Un positionnement tarifaire qui interroge
À 349 dollars en précommande, le Callback 8020 entre dans la même fourchette que le Light Phone II, ce qui devient défendable. L’écart avec un Android d’entrée à 200 euros n’est plus aussi marqué qu’à 499 dollars. Le prix se justifie si l’on valorise le blocage matériel-système plus rigoureux que les contrôles logiciels, l’indépendance vis-à-vis de Google, et l’objet en tant que tel avec son design, sa batterie remplaçable, ses coques interchangeables et sa RAM recyclée.
Reste une question centrale : personne ne met 500 dollars, ni même 400 ou 350 dollars, dans un premier téléphone pour un enfant ou un adolescent. Les parents qui cherchent un appareil sécurisé pour leurs enfants se tournent généralement vers des modèles d’entrée de gamme à moins de 200 euros, voire des téléphones basiques à moins de 100 euros. Le Nokia 3210 4G se vend autour de 80 euros. Les smartphones Android reconditionnés avec contrôle parental logiciel sont disponibles à partir de 150 euros.

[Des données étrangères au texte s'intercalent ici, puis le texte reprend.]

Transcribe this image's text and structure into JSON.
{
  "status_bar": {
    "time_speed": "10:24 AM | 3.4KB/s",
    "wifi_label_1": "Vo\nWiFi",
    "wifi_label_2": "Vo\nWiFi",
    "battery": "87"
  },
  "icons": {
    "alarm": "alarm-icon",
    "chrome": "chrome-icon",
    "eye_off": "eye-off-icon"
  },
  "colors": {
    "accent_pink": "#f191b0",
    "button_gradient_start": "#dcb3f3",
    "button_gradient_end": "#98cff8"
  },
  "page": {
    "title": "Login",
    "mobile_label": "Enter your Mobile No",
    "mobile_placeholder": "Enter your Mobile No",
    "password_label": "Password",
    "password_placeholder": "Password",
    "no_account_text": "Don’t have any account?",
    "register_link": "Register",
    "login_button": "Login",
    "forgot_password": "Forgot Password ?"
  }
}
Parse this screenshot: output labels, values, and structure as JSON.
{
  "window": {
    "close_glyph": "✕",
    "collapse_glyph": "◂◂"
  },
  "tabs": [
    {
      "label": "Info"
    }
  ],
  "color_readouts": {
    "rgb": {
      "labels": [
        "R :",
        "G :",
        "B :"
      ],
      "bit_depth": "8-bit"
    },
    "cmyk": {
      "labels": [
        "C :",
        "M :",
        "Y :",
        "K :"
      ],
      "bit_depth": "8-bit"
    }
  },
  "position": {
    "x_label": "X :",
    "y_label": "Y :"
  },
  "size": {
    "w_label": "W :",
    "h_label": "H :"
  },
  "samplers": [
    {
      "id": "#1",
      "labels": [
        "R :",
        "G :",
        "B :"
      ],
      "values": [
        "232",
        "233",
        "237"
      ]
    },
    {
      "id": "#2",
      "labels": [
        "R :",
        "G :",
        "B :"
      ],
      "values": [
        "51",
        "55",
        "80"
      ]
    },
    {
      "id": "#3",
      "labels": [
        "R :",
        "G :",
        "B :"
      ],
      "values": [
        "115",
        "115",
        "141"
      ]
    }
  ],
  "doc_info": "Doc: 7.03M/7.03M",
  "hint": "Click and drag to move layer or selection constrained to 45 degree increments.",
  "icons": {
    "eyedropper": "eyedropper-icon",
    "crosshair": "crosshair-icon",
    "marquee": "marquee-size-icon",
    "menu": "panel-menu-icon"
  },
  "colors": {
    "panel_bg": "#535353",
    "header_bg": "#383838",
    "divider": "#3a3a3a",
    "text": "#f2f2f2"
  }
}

Le Callback 8020 vise donc une clientèle différente : adultes cherchant à décrocher des réseaux sociaux, professionnels voulant un téléphone de week-end, personnes valorisant la démarche environnementale et l’indépendance des GAFAM. Un marché de niche, assumé comme tel par Simpson. Dans un secteur où les géants du mobile jouent eux-mêmes la carte de la nostalgie, voir une marque construire son identité entière autour du moins plutôt que du plus constitue un pari audacieux.
Un test grandeur nature pour la déconnexion volontaire
Le lancement du Callback 8020 intervient dans un contexte où les initiatives de régulation se multiplient. Mais entre légiférer sur l’accès aux plateformes et proposer des outils concrets pour s’en passer, il y a un fossé. Le téléphone de Commodore tente de le combler, avec une approche technologique du problème comportemental que posent les réseaux sociaux.
Le succès commercial dépendra de la capacité de Commodore à convaincre qu’un téléphone qui fait moins peut valoir autant, voire plus, qu’un smartphone classique. Dans un marché saturé où l’innovation se mesure généralement au nombre de fonctionnalités ajoutées, le pari inverse mérite au moins qu’on lui pose la question sérieusement.